Suffering Stoically Is Not Noble Or Wise
Vanities, vanities.
Just when you think you’re most noble, you discover you’re merely a fool. So it was when I wrote recently of my experience with surgery and pain.
Stoically, I related my decision to tolerate pain and discontinue my pain medication lest I become addicted. Humbly, I noted the superior suffering of others, implying the greater grandeur of human spirit that accompanies greater pain.
With utter surprise, I received criticism of my faux reasoning. Along with hundreds of e-mails from fellow sufferers, I heard from nurses and other medical professionals who specialize in pain management.
I was wrong, they said. So wrong, in fact, that I’m revisiting the subject lest others repeat my mistakes. Chief among them was my quitting pain medication before I was ready.
Like most Americans, I have lived under the false impression that suffering is somehow noble in and of itself. Our culture is stoic. Why else, when a football player breaks his leg and walks off the field, does everyone clap? Please. Get that man a stretcher and some morphine.
To be sure, suffering enlightens. You see things in new ways and, as in my case, discover a depth of compassion that may not be possible otherwise.
On the other hand, too much suffering is bad for you. Mismanaged acute pain can become chronic pain.
My mentor in this matter is a nurse and assistant professor named Joan Wentz, with whom I spoke by phone after she contacted me by e-mail. Wentz teaches pain management courses at Jewish Hospital College of Nursing and Allied Health in St. Louis.
Her message to me and to all others in pain is simply this: You need not suffer; pain is not good (hear, hear); take your medicine. You will not become addicted.
I said in my original column that I stopped my pain medication because I feared addiction. Indeed, when I abruptly stopped taking Percocet, I suffered certain symptoms that caused me to believe I was becoming addicted.
Wrong.
My body had developed a degree of physical dependence, which is anticipated with certain drugs, but I was not addicted.
Only people who take pain pills in the absence of pain are at risk of addiction. Fewer than 1 percent of people who take pain medication for pain become addicted, according to Wentz. She cited a study of 10,000 burn patients, not one of whom became addicted to their medication.
Acknowledging pain, meanwhile, does not make you a wimp. Pain is real; pain is awful.
Many people, like me, don’t want to be a bother, don’t want to complain. Forget that word. Medical people like Wentz only use the phrase, “report pain.” And we don’t take narcotics - a bad word associated with criminals and abusers. We take opioids. Learn those words.

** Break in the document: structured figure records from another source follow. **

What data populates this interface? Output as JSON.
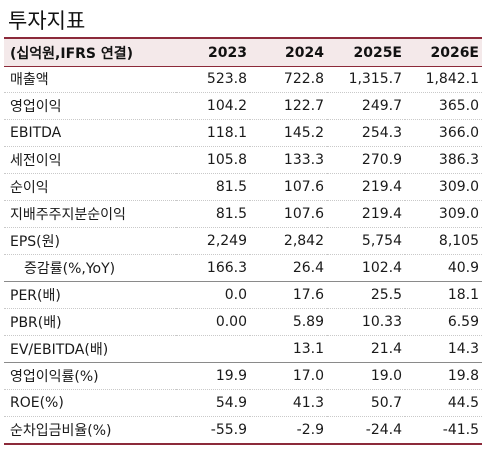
{
  "title": "투자지표",
  "table": {
    "header": [
      "(십억원,IFRS 연결)",
      "2023",
      "2024",
      "2025E",
      "2026E"
    ],
    "rows": [
      {
        "label": "매출액",
        "values": [
          "523.8",
          "722.8",
          "1,315.7",
          "1,842.1"
        ]
      },
      {
        "label": "영업이익",
        "values": [
          "104.2",
          "122.7",
          "249.7",
          "365.0"
        ]
      },
      {
        "label": "EBITDA",
        "values": [
          "118.1",
          "145.2",
          "254.3",
          "366.0"
        ]
      },
      {
        "label": "세전이익",
        "values": [
          "105.8",
          "133.3",
          "270.9",
          "386.3"
        ]
      },
      {
        "label": "순이익",
        "values": [
          "81.5",
          "107.6",
          "219.4",
          "309.0"
        ]
      },
      {
        "label": "지배주주지분순이익",
        "values": [
          "81.5",
          "107.6",
          "219.4",
          "309.0"
        ]
      },
      {
        "label": "EPS(원)",
        "values": [
          "2,249",
          "2,842",
          "5,754",
          "8,105"
        ]
      },
      {
        "label": "증감률(%,YoY)",
        "values": [
          "166.3",
          "26.4",
          "102.4",
          "40.9"
        ]
      },
      {
        "label": "PER(배)",
        "values": [
          "0.0",
          "17.6",
          "25.5",
          "18.1"
        ]
      },
      {
        "label": "PBR(배)",
        "values": [
          "0.00",
          "5.89",
          "10.33",
          "6.59"
        ]
      },
      {
        "label": "EV/EBITDA(배)",
        "values": [
          "",
          "13.1",
          "21.4",
          "14.3"
        ]
      },
      {
        "label": "영업이익률(%)",
        "values": [
          "19.9",
          "17.0",
          "19.0",
          "19.8"
        ]
      },
      {
        "label": "ROE(%)",
        "values": [
          "54.9",
          "41.3",
          "50.7",
          "44.5"
        ]
      },
      {
        "label": "순차입금비율(%)",
        "values": [
          "-55.9",
          "-2.9",
          "-24.4",
          "-41.5"
        ]
      }
    ]
  }
}
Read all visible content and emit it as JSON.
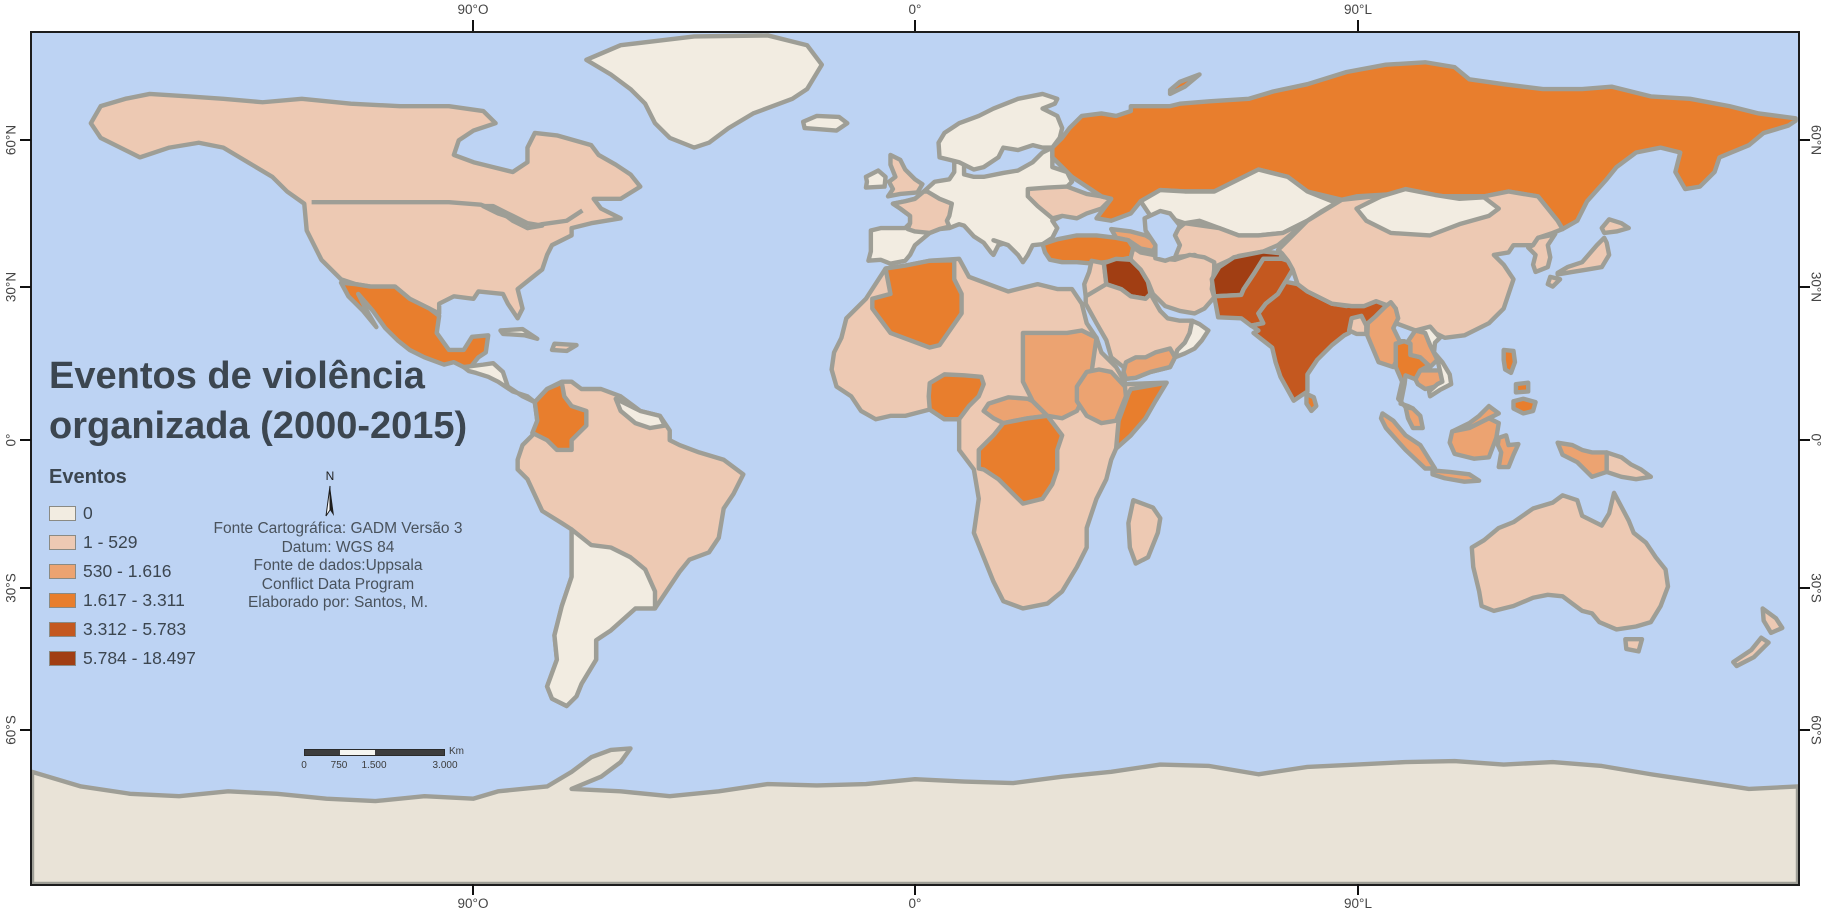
{
  "title": {
    "line1": "Eventos de violência",
    "line2": "organizada (2000-2015)"
  },
  "legend": {
    "title": "Eventos",
    "classes": [
      {
        "label": "0",
        "color": "#f2ece1"
      },
      {
        "label": "1 - 529",
        "color": "#edc9b3"
      },
      {
        "label": "530 - 1.616",
        "color": "#eca371"
      },
      {
        "label": "1.617 - 3.311",
        "color": "#e87e2d"
      },
      {
        "label": "3.312 - 5.783",
        "color": "#c4581f"
      },
      {
        "label": "5.784 - 18.497",
        "color": "#a13e13"
      }
    ]
  },
  "credits": {
    "lines": [
      "Fonte Cartográfica: GADM Versão 3",
      "Datum: WGS 84",
      "Fonte de dados:Uppsala",
      "Conflict Data Program",
      "Elaborado por: Santos, M."
    ]
  },
  "north": {
    "label": "N"
  },
  "scalebar": {
    "tick_labels": [
      "0",
      "750",
      "1.500",
      "3.000"
    ],
    "unit": "Km"
  },
  "graticule": {
    "top": [
      "90°O",
      "0°",
      "90°L"
    ],
    "bottom": [
      "90°O",
      "0°",
      "90°L"
    ],
    "left": [
      "60°N",
      "30°N",
      "0°",
      "30°S",
      "60°S"
    ],
    "right": [
      "60°N",
      "30°N",
      "0°",
      "30°S",
      "60°S"
    ]
  },
  "map": {
    "ocean_color": "#bdd3f3",
    "land_border_color": "#9e9e96",
    "no_data_color": "#e9e3d7",
    "countries": {
      "canada-usa": 1,
      "greenland": 0,
      "mexico": 3,
      "central-america": 0,
      "south-america": 1,
      "argentina-chile": 0,
      "colombia": 3,
      "guyanas": 0,
      "cuba": 0,
      "hispaniola": 1,
      "africa": 1,
      "algeria": 3,
      "nigeria": 3,
      "drc": 3,
      "somalia": 3,
      "sudan": 2,
      "ethiopia": 2,
      "car": 2,
      "madagascar": 1,
      "yemen": 2,
      "oman": 0,
      "arabia": 1,
      "levant": 1,
      "iraq": 5,
      "turkey": 3,
      "iran": 1,
      "caucasus": 2,
      "russia": 3,
      "novaya-zemlya": 3,
      "scandinavia": 0,
      "europe": 0,
      "ukraine": 1,
      "kazakhstan": 0,
      "central-asia": 1,
      "afghanistan": 5,
      "pakistan": 4,
      "india": 4,
      "nepal": 3,
      "bangladesh": 1,
      "sri-lanka": 3,
      "china": 1,
      "mongolia": 0,
      "korea": 1,
      "japan-honshu": 1,
      "japan-hokkaido": 1,
      "japan-kyushu": 1,
      "myanmar": 2,
      "thailand": 3,
      "laos": 2,
      "cambodia": 2,
      "vietnam": 0,
      "malaysia-peninsula": 2,
      "malaysia-borneo": 2,
      "indonesia-sumatra": 2,
      "indonesia-java": 2,
      "indonesia-kalimantan": 2,
      "indonesia-sulawesi": 2,
      "indonesia-papua": 2,
      "papua-new-guinea": 1,
      "philippines-luzon": 3,
      "philippines-visayas": 3,
      "philippines-mindanao": 3,
      "australia": 1,
      "tasmania": 1,
      "new-zealand-north": 1,
      "new-zealand-south": 1,
      "uk": 1,
      "ireland": 0,
      "iceland": 0,
      "france": 1,
      "antarctica": -1
    }
  }
}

Wentz urges all patients to demand adequate pain management. Only you know how much pain you’re in. Tell your doctor how you feel. Make sure you’re receiving the proper pain medication. Keep trying medications until you find the one that works for you.
Pain management doesn’t necessarily mean pain elimination, Wentz says.

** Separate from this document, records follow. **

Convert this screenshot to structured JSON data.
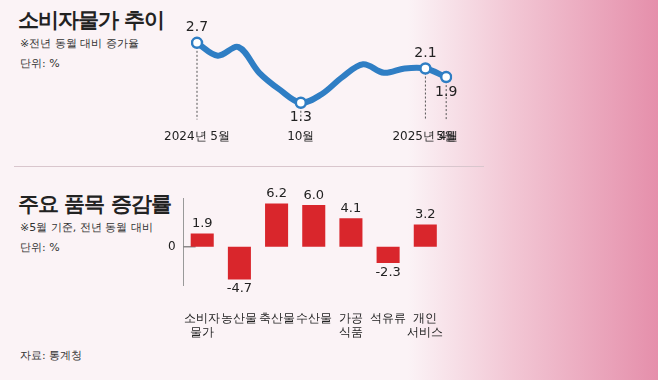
{
  "chart_data": [
    {
      "type": "line",
      "title": "소비자물가 추이",
      "subtitle": "※전년 동월 대비 증가율",
      "annotations": [
        "단위: %"
      ],
      "categories": [
        "2024년 5월",
        null,
        null,
        null,
        null,
        "10월",
        null,
        null,
        null,
        null,
        null,
        "2025년 4월",
        "5월"
      ],
      "values": [
        2.7,
        2.4,
        2.6,
        2.0,
        1.6,
        1.3,
        1.5,
        1.9,
        2.2,
        2.0,
        2.1,
        2.1,
        1.9
      ],
      "value_labels": [
        "2.7",
        null,
        null,
        null,
        null,
        "1.3",
        null,
        null,
        null,
        null,
        null,
        "2.1",
        "1.9"
      ],
      "data_labels": true,
      "color": "#2f7ec4",
      "ylim": [
        1.0,
        3.0
      ],
      "grid": false,
      "tick_labels": "x"
    },
    {
      "type": "bar",
      "title": "주요 품목 증감률",
      "subtitle": "※5월 기준, 전년 동월 대비",
      "annotations": [
        "단위: %"
      ],
      "categories": [
        [
          "소비자",
          "물가"
        ],
        "농산물",
        "축산물",
        "수산물",
        [
          "가공",
          "식품"
        ],
        "석유류",
        [
          "개인",
          "서비스"
        ]
      ],
      "values": [
        1.9,
        -4.7,
        6.2,
        6.0,
        4.1,
        -2.3,
        3.2
      ],
      "value_labels": [
        "1.9",
        "-4.7",
        "6.2",
        "6.0",
        "4.1",
        "-2.3",
        "3.2"
      ],
      "data_labels": true,
      "color": "#d9262c",
      "ylim": [
        -5.5,
        7.0
      ],
      "yticks": [
        0
      ],
      "grid": false
    }
  ],
  "source": "자료: 통계청"
}
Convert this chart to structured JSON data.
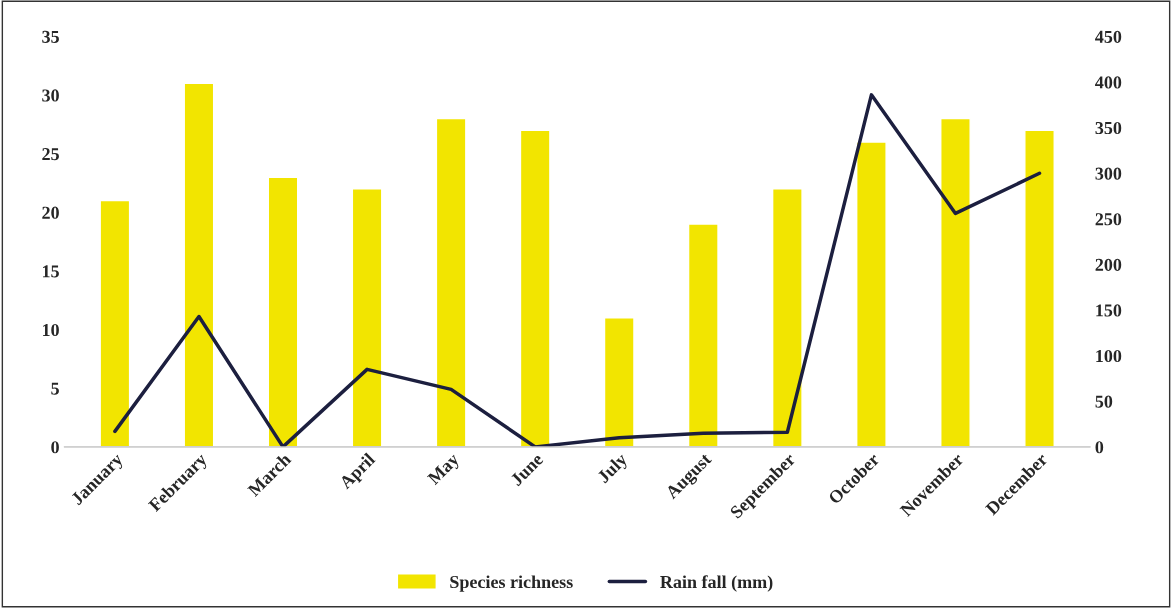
{
  "chart_data": {
    "type": "bar",
    "categories": [
      "January",
      "February",
      "March",
      "April",
      "May",
      "June",
      "July",
      "August",
      "September",
      "October",
      "November",
      "December"
    ],
    "series": [
      {
        "name": "Species richness",
        "color": "#f2e500",
        "values": [
          21,
          31,
          23,
          22,
          28,
          27,
          11,
          19,
          22,
          26,
          28,
          27
        ]
      },
      {
        "name": "Rain fall (mm)",
        "type": "line",
        "axis": "y2",
        "color": "#1c1f3f",
        "values": [
          17,
          143,
          0,
          85,
          63,
          0,
          10,
          15,
          16,
          386,
          256,
          300
        ]
      }
    ],
    "ylim": [
      0,
      35
    ],
    "yticks": [
      0,
      5,
      10,
      15,
      20,
      25,
      30,
      35
    ],
    "y2lim": [
      0,
      450
    ],
    "y2ticks": [
      0,
      50,
      100,
      150,
      200,
      250,
      300,
      350,
      400,
      450
    ],
    "legend": "bottom",
    "grid": false
  }
}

It more likely means noticeable but not bothersome pain. To understand how much pain you’re experiencing, doctors often ask patients to assign a numerical value between 1 and 10, with 10 being the worst. But that’s an unfair scale because it doesn’t give enough information, Wentz says.
Here’s how you gauge: If you sleep undisturbed for six to eight hours, that’s a zero. If you wake up after three to four hours, that’s a five. If you wake up every hour, that’s a 10.
Five weeks after surgery, I’m still hovering somewhere in the middle range. Which is to say, I’ve stopped my foolish ways and am back on the pain pills. I hope you are, too.